EL MENSAJE DE
LOURDES. — “Mi arco
iris aparecerá de nuevo por encima de las nubes y me acordaré de mi alianza”. En el oficio del once
de febrero del año de 1858,
las lecturas litúrgicas recordaban esta promesa a la tierra; y pronto supo el
mundo que este mismo día María se había aparecido, más hermosa que aquel signo
de esperanza que en
tiempo del diluvio había proyectado su figura gentil.

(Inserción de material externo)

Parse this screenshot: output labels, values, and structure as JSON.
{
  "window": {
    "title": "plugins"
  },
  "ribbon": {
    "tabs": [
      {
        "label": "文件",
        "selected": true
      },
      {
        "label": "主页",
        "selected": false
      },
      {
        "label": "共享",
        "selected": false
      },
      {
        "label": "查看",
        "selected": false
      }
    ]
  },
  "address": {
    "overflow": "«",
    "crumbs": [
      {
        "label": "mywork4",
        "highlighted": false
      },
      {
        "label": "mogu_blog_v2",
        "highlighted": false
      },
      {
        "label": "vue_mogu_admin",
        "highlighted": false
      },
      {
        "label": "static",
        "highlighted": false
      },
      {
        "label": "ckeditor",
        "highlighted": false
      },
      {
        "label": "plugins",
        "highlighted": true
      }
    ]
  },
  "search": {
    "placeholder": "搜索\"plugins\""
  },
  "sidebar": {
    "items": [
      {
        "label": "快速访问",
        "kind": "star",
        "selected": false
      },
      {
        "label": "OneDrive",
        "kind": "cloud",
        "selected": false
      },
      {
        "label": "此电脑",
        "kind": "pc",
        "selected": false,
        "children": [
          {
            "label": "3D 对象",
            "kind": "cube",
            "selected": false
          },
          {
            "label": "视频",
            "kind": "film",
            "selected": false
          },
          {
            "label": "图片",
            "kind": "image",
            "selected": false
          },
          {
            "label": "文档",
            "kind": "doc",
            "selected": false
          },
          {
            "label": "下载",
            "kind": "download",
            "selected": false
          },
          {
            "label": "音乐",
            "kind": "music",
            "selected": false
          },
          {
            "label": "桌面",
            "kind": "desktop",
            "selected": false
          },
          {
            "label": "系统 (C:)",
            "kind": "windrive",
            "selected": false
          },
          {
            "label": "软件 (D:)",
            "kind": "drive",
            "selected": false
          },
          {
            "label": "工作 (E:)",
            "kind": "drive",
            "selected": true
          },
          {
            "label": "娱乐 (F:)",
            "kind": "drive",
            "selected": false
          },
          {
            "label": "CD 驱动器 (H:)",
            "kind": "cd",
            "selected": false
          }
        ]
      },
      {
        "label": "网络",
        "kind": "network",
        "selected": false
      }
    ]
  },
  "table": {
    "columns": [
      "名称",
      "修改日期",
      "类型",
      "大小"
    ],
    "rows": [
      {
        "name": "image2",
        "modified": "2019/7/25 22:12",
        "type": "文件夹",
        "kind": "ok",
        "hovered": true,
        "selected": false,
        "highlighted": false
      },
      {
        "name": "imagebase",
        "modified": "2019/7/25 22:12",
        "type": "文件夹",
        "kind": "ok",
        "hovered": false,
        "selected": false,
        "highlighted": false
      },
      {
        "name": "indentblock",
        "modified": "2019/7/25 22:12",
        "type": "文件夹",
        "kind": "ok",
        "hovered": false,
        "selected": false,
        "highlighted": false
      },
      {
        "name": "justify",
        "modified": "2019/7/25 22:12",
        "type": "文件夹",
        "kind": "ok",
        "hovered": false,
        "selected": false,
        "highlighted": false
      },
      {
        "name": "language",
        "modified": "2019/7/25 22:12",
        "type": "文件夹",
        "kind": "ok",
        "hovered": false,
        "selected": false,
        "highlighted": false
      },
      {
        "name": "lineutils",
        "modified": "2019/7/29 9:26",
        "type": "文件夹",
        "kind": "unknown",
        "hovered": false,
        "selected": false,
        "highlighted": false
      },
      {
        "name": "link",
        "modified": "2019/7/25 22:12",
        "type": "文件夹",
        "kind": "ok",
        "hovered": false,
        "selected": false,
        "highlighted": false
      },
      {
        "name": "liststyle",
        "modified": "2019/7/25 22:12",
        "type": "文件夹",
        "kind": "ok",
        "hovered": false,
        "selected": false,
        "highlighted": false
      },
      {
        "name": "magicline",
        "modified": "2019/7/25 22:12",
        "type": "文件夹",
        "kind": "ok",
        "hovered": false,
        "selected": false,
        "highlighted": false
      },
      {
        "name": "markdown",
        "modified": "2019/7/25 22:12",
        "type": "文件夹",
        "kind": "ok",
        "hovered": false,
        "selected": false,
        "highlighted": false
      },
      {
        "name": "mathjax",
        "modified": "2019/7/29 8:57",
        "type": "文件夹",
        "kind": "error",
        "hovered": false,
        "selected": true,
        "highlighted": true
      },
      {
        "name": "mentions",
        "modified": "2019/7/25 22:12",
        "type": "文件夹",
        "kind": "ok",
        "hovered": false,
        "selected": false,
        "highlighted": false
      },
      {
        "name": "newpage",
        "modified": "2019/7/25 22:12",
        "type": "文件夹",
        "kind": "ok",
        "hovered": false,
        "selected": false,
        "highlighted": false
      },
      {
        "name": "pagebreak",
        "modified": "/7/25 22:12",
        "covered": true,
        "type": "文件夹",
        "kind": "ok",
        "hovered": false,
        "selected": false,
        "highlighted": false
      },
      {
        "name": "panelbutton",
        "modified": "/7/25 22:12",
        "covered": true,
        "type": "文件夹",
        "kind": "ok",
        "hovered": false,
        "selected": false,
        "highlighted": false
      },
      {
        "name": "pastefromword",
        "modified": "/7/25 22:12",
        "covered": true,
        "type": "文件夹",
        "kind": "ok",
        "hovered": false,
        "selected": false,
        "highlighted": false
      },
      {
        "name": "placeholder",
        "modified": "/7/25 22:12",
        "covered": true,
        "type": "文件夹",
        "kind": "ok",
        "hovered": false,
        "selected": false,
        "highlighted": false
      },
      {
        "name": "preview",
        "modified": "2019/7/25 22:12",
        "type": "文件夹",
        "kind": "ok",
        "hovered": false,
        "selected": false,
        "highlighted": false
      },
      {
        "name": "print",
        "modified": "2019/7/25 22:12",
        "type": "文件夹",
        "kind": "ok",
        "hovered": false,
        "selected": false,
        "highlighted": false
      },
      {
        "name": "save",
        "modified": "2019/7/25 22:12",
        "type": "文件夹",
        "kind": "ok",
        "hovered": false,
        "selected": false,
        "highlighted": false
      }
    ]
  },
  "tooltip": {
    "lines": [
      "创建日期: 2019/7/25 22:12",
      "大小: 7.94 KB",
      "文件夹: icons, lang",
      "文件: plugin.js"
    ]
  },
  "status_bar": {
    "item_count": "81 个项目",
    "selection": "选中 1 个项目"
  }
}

Era la hora en que se multiplicarían para la Iglesia los indicios
precursores de un porvenir que al presente todos conocemos. La humanidad
envejecida amenazaba quedar pronto sumergida en diluvio peor que el antiguo.
Soy la Inmaculada
Concepción, declaraba la Madre de la divina gracia a la humilde niña elegida para
pregonar en estas circunstancias decisivas, su mensaje a los guías del arca de
salvación. A las tinieblas que subían del abismo, ella oponía como un faro, el
augusto privilegio, que tres años antes el supremo piloto había proclamado como dogma para gloria
suya.
Si, en efecto, como dice San Juan, el discípulo amado, nuestra fe posee
aquí abajo la promesa del triunfo;
si, por otra parte, la fe se alimenta de la luz; ¿qué dogma ilumina
también como este a todos los demás con un resplandor tan suave suponiéndoles y
recordándoles a todos a un mismo tiempo? En la frente de la temida del
infierno, es verdaderamente real la corona en que se dan cita todos los
diversos resplandores de los cielos, como en el arco triunfador de las tempestades.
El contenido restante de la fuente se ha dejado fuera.